Before changing a bid or pausing a campaign on an account we take over, we run the same 10-point checklist. No magic: most plateaued accounts fail on 2 or 3 of these points, and they are rarely the ones the client suspects.
Structure: points 1 to 3
1. Consolidation: fewer campaigns, more budget per campaign. Ten campaigns at $50/day learn slower than one at $500. Fragmentation is the most common mistake we see.
2. Learning phase exits: if most of your ad sets are stuck in limited learning, your structure is preventing the algorithm from converging.

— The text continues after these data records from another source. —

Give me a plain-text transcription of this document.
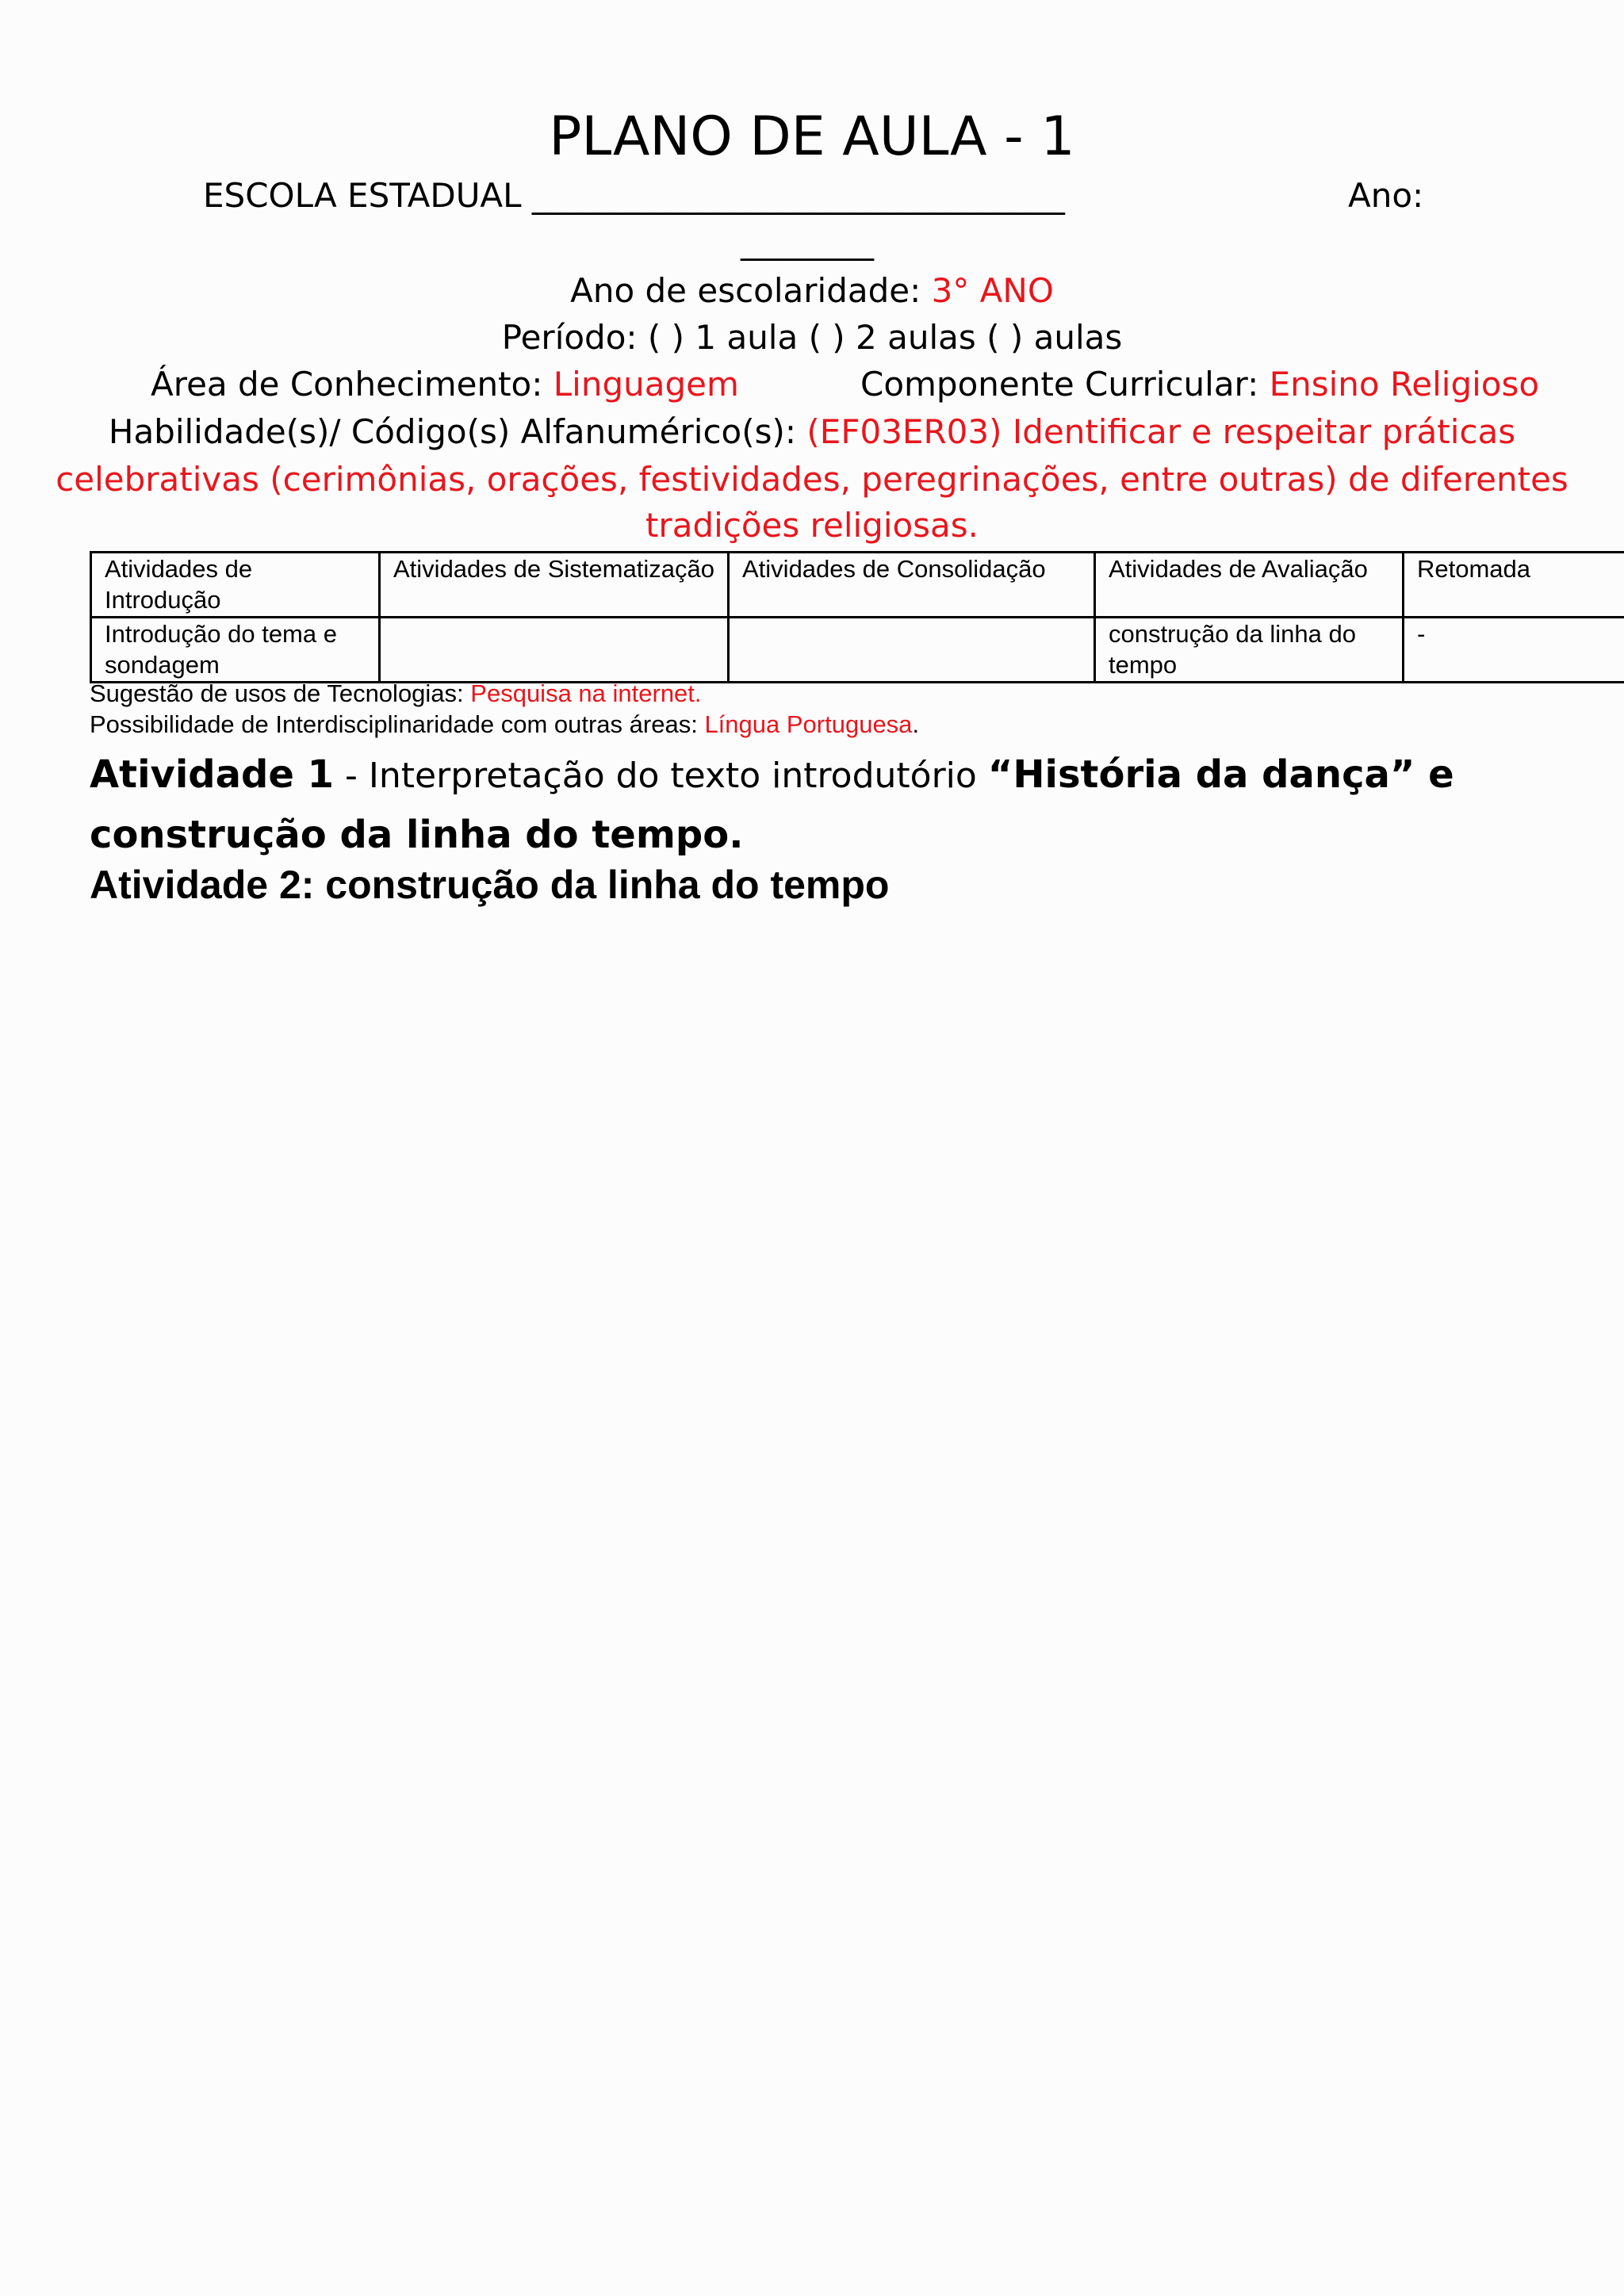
PLANO DE AULA - 1
ESCOLA ESTADUAL ________________________________	Ano:
________
Ano de escolaridade: 3° ANO
Período: ( ) 1 aula ( ) 2 aulas ( ) aulas
Área de Conhecimento: Linguagem	Componente Curricular: Ensino Religioso
Habilidade(s)/ Código(s) Alfanumérico(s): (EF03ER03) Identificar e respeitar práticas
celebrativas (cerimônias, orações, festividades, peregrinações, entre outras) de diferentes
tradições religiosas.
Atividades de Introdução	Atividades de Sistematização	Atividades de Consolidação	Atividades de Avaliação	Retomada
Introdução do tema e sondagem			construção da linha do tempo	-
Sugestão de usos de Tecnologias: Pesquisa na internet.
Possibilidade de Interdisciplinaridade com outras áreas: Língua Portuguesa.
Atividade 1 - Interpretação do texto introdutório “História da dança” e
construção da linha do tempo.
Atividade 2: construção da linha do tempo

3. Exclusions and overlap: audiences cannibalizing each other across campaigns, existing customers not excluded from acquisition.
“Most plateaued accounts fail on 2-3 specific points: fragmented structure, broken signal or creative fatigue.”
Signal: points 4 to 6
4. CAPI active and deduplicated (shared event_id between pixel and server). We wrote a full article on this because it is broken that often.
5. EMQ at 6+ on the Purchase event: below that, Meta reconciles your conversions with clicks poorly.
6. Events aligned with your real funnel: optimizing on Purchase with 10 purchases a week asks the algorithm to aim at a target it almost never sees. Sometimes the intermediate event is the right temporary choice.
Creative: points 7 and 8
7. Volume and freshness: how many new concepts enter the account each month? Below 5, creative fatigue alone often explains rising CPAs.
8. Angle diversity: if every ad sells the same benefit to the same segment, you are paying more and more for the same audience.
Measurement: points 9 and 10
9. MER tracked alongside platform ROAS: total revenue divided by total spend, week after week. The one metric that does not lie.
10. Consistent attribution windows: comparing a month on 7-day click against a month on 1-day view is apples and oranges, and the conclusions drawn from it are wrong.